BoM's preliminary investigation revealed serious errors in opening the fake current account under the name PHFI. On 12 July 2014, PHFI instructed BoM to close all its FDs and remit the funds worth Rs27 crore. 
On the failure of BoM to remit the funds as requested, PHFI, on 28 July 2014, lodged a written complaint before the EOW of Mumbai police, coupled with similar complaints with the bank securities & fraud cell of the central bureau of investigation (CBI).   
EOW filed a charge-sheet before the metropolitan magistrate charging Mr Bhogale, Amruta Mathews, Rahul Mukesh Gohil, Arun Kumar and Vimal Barot with opening a fake current account in the name of PHFI and siphoning off the funds from the account.
PHFI also filed a complaint before NCDRC alleging that, due to the absence of due care or possible involvement of the bank officials, funds of Rs27 crore deposited by PHFI were allowed to be siphoned off by BoM.
The counsel for PHFI says, "The current account through which these fake transactions have been carried out to siphon of the money was opened on the basis of fake documents without following the norms and without any verification from PHFI. The fraudsters involved in it had produced the said fake documents that ought to have been verified by the Bank and its officials but they failed to do so, which is evident from the facts on record as well as from the report dated 11 July 2014."
The counsel for BoM opposed the contentions tooth and nail. He contended that the entire contribution of any such negligence lay on the complainant, who transacted their own account through Mr Bhogale and the other fraudsters with which the Bank had no concern. "They were neither the employees of the Bank nor any employees of the Bank are involved in the transactions nor is there any evidence to that effect. PHFI itself had allowed the fraudsters to deal in this opening of the account and there is neither any negligence or any material available on record so as to establish any attributable fault on the part of BoM in the siphoning of the funds."
Responding to the argument from BoM that the investment in FDs is a commercial transaction, justice Sahi from NCDRC stated PHFI is not earning any profit for itself and consequently, this is not a case where any inference of a commercial purpose can be drawn on the facts regarding the status of PHFI and the transactions carried out by it. 

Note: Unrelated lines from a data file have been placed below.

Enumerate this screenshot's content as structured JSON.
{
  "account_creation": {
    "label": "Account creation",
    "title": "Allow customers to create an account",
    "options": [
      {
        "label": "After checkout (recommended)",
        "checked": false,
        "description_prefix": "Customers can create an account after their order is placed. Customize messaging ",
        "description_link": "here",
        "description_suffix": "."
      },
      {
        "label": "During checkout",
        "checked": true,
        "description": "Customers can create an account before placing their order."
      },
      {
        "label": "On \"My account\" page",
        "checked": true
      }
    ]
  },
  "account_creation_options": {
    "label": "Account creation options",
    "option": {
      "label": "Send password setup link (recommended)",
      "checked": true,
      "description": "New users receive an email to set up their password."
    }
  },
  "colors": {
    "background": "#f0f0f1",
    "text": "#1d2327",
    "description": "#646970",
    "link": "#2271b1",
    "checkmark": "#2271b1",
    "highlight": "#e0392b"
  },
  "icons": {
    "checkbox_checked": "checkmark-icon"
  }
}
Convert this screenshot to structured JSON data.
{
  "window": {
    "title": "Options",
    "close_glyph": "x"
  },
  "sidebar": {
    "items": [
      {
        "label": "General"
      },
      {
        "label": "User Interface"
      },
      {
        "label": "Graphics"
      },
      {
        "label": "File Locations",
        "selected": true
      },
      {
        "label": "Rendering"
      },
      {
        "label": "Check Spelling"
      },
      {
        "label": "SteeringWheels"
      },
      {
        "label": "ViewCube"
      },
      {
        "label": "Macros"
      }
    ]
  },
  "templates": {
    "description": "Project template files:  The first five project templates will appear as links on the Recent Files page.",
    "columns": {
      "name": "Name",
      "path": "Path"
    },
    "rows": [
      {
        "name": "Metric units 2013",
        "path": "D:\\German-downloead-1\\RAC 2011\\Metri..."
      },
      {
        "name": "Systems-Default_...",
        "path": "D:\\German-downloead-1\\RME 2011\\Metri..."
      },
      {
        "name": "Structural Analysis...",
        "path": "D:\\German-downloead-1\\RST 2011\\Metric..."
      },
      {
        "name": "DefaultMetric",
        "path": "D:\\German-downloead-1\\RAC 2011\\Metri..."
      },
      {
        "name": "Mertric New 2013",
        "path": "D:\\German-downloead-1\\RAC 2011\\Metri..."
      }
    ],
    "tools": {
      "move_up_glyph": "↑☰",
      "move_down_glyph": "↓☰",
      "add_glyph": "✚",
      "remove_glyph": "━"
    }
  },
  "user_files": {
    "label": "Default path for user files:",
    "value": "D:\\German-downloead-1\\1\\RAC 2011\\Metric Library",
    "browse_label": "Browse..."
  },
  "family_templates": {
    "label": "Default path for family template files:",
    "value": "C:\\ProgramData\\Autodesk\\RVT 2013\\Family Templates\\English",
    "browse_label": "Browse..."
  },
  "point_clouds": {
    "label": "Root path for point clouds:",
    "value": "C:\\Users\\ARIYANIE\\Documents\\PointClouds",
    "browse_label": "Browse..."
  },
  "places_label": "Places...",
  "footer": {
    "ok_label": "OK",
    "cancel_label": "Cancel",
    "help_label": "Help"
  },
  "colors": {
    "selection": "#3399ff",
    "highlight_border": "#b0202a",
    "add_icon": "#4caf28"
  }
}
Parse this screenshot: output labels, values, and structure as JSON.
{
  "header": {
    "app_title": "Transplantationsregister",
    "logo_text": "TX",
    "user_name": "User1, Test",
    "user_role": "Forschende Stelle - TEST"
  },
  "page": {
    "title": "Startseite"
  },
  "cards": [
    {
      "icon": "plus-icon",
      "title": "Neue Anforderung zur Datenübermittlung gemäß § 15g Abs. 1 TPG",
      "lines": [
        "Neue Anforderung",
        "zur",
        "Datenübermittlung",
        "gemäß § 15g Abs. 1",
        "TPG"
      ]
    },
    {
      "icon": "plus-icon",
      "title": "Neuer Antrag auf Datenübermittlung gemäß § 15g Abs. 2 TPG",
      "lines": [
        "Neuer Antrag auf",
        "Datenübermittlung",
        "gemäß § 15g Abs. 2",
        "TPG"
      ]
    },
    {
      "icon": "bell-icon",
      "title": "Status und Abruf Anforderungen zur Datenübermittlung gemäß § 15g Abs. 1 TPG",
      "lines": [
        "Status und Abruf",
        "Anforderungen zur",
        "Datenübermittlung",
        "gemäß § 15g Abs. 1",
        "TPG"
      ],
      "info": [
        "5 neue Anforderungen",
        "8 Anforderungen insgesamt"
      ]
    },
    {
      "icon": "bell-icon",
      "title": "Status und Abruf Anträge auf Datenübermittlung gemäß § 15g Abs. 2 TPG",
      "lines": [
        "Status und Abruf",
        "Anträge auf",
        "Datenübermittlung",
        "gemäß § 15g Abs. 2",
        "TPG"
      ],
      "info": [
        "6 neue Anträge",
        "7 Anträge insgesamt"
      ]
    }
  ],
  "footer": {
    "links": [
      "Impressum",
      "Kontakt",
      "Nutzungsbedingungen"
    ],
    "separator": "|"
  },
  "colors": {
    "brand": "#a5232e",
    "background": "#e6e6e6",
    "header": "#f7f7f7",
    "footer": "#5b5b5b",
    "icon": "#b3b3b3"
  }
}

Referring to the investigation report from BoM, the counsel for PHFI submitted that the fake account has been transacted with credits amounting to Rs144.97 crore which includes a variety of amounts and proceeds from sources with which PHFI is nowhere concerned. "PHFI had transferred only a total of Rs27 crore and therefore, it is not understood as to how the Bank allowed other different transactions worth more than Rs144 crore, which obviously were fake transactions, neither authorised by PHFI nor operated by it."
NCDRC observed that the deficiency relating to the account opening and the fake migration of the deposits made by PHFI through that account could have been prevented by taking appropriate steps and applying the checks regarding KYC norms when the current account was allowed to be opened and transacted. 
"Even assuming for the sake of argument that Mr Bhogale had given any instruction for the said transfer, there is no evidence that PHFI had authorised Mr Bhogale for the opening of a fake current account or providing any KYC norms through him," the bench says. 
NCDRC then directed Bank of Maharashtra to refund, within two months, Rs27 crore with 9% interest to PHFI.